Hey exalta, click the red link in my sig. If there's anything you want, I may trade you for some folding mirrors.


----------



## FilthyImp (Oct 18, 2004)

Exalta said:


> Hoy kamusta pare? :thumbup:
> 
> Send over some USDM parts!!!


Kamuta na rin?? OO Ba....taga saan ka ba sa PI?

Lets see if we can setup some trading system. Those tail lights look way too much like the G20 here. Actually, the car is a G20 I believe here in US. So I think those tailights should be in your neighborhood junk yard! hahha


----------



## FilthyImp (Oct 18, 2004)

Slayer2003 said:


> ...........i gotta ask..........how are they JDM then........from the Phillies.......
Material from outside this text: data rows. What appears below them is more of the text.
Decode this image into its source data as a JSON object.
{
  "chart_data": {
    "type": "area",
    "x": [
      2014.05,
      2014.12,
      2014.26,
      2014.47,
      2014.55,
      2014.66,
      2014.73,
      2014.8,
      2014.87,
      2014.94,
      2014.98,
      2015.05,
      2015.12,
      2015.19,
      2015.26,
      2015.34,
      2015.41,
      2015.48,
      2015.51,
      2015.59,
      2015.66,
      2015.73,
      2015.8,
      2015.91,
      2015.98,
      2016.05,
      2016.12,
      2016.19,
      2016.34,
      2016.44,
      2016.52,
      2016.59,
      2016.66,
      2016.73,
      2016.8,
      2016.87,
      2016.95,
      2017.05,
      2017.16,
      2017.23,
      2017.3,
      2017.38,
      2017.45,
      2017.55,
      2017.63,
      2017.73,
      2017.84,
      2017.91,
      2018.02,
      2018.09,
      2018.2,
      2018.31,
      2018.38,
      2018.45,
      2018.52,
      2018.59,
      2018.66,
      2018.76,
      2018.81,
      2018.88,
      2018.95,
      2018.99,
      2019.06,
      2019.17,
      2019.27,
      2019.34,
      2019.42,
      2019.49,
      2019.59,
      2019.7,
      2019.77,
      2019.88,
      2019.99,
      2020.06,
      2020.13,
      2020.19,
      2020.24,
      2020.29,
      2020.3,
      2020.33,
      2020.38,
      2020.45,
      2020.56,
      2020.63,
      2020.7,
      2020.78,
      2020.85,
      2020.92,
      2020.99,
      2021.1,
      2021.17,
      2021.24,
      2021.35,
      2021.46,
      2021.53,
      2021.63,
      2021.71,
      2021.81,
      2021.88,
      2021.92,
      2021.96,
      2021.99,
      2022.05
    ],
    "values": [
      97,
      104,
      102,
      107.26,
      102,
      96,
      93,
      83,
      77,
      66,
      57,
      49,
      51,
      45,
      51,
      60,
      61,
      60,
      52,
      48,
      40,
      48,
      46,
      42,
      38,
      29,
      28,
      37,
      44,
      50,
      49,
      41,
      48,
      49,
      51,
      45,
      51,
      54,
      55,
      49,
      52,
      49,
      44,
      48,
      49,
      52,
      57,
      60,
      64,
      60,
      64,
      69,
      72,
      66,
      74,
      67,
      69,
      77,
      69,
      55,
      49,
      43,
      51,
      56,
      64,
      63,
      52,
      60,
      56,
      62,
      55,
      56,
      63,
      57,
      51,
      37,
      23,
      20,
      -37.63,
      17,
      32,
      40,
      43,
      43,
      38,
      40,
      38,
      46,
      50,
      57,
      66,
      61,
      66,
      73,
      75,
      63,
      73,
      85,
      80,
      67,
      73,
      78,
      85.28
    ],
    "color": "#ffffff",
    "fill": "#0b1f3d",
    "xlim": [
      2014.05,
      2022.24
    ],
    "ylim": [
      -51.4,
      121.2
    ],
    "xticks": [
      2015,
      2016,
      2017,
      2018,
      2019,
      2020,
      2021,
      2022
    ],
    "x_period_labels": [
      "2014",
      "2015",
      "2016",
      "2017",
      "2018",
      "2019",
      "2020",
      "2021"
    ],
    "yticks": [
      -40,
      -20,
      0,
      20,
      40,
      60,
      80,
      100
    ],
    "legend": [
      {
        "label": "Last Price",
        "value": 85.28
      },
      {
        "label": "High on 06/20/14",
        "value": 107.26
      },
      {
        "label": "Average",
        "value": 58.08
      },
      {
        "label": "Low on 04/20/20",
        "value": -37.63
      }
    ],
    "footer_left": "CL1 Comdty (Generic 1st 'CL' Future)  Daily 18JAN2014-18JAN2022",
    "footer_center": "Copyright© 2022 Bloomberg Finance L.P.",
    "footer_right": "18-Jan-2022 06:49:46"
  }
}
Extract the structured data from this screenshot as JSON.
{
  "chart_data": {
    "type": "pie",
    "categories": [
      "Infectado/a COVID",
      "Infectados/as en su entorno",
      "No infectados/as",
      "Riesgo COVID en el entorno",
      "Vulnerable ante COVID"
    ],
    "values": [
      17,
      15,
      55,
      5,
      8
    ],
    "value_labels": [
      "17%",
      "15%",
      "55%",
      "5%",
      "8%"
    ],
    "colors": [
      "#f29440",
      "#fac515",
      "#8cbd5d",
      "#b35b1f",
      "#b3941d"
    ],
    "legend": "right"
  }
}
LOL oh yah huh...so let's call them PDM's hahahhaha Filipino's, funny little characters! Oh wait, I'm filipino too!

LOL :loser:


----------



## Exalta (Jan 21, 2003)

Okay, so let's call em PDM parts  

Hmm, ill check out what USDM parts would fit and look good on mine.


----------



## myoung (Apr 15, 2002)

I still fail to the see tha fascination with this... You know some kid in Japan is saying..."wow look it's a USA 200SX or Sentra Badge"....lol

Super Salon badges...haha yuk


----------



## myoung (Apr 15, 2002)

FilthyImp said:


> WOW...I just help but comment on the fact that all those pictures are from PiNAS!!! How cool is that...I'm so lame to be thinking that our country (i'm pilipino) can actually have cool cars!!! haha
> 
> In anycase, so weird, to think that my 200SX SE is a super saloon (well kinda) in PINAS. Wow, the JDM parts are freakin awsome too. Now I gotta call my "pare's" for hook ups on JDM parts. HAHA


You're 200SX SE is a 200SX SE.... period...


----------



## pete? (Jul 6, 2004)

myoung said:


> I still fail to the see tha fascination with this... You know some kid in Japan is saying..."wow look it's a USA 200SX or Sentra Badge"....lol
> 
> Super Salon badges...haha yuk











so some of us would like to convert their cars......i have a jetta runninf around these parts with "bora" on the back, and i was allways like what the hell is that? and i rememberd the car and would see it all the time. then i realized that it is probly called that in europe or where ever. but a "JDM" conversion is one of those things that makes your car stand out (in the non rice way)


----------



## Ninety-Nine SE-L (May 5, 2002)

myoung said:


> You're 200SX SE is a 200SX SE.... period...


it's a "Lucino" 

Hey, ain't nothin wrong with a set of power folding mirrors, the paint is starting to fade on mine anyhow , guess that means I need new mirrors


----------



## Sentra96816 (Aug 23, 2003)

*THe JDM stands out...*

The bumper w/ the double foglights look best on any USDM b14 in my opinion,....that set up will definnetly get people doing "double takes " on your cars conversion,.... now the $$ you have to spend to get that conversion is a different story,.... oh how it is nice to dream, ......................... zzzzzzzzzzzzzzzzzzzzzzzzzzzzz :asleep:


----------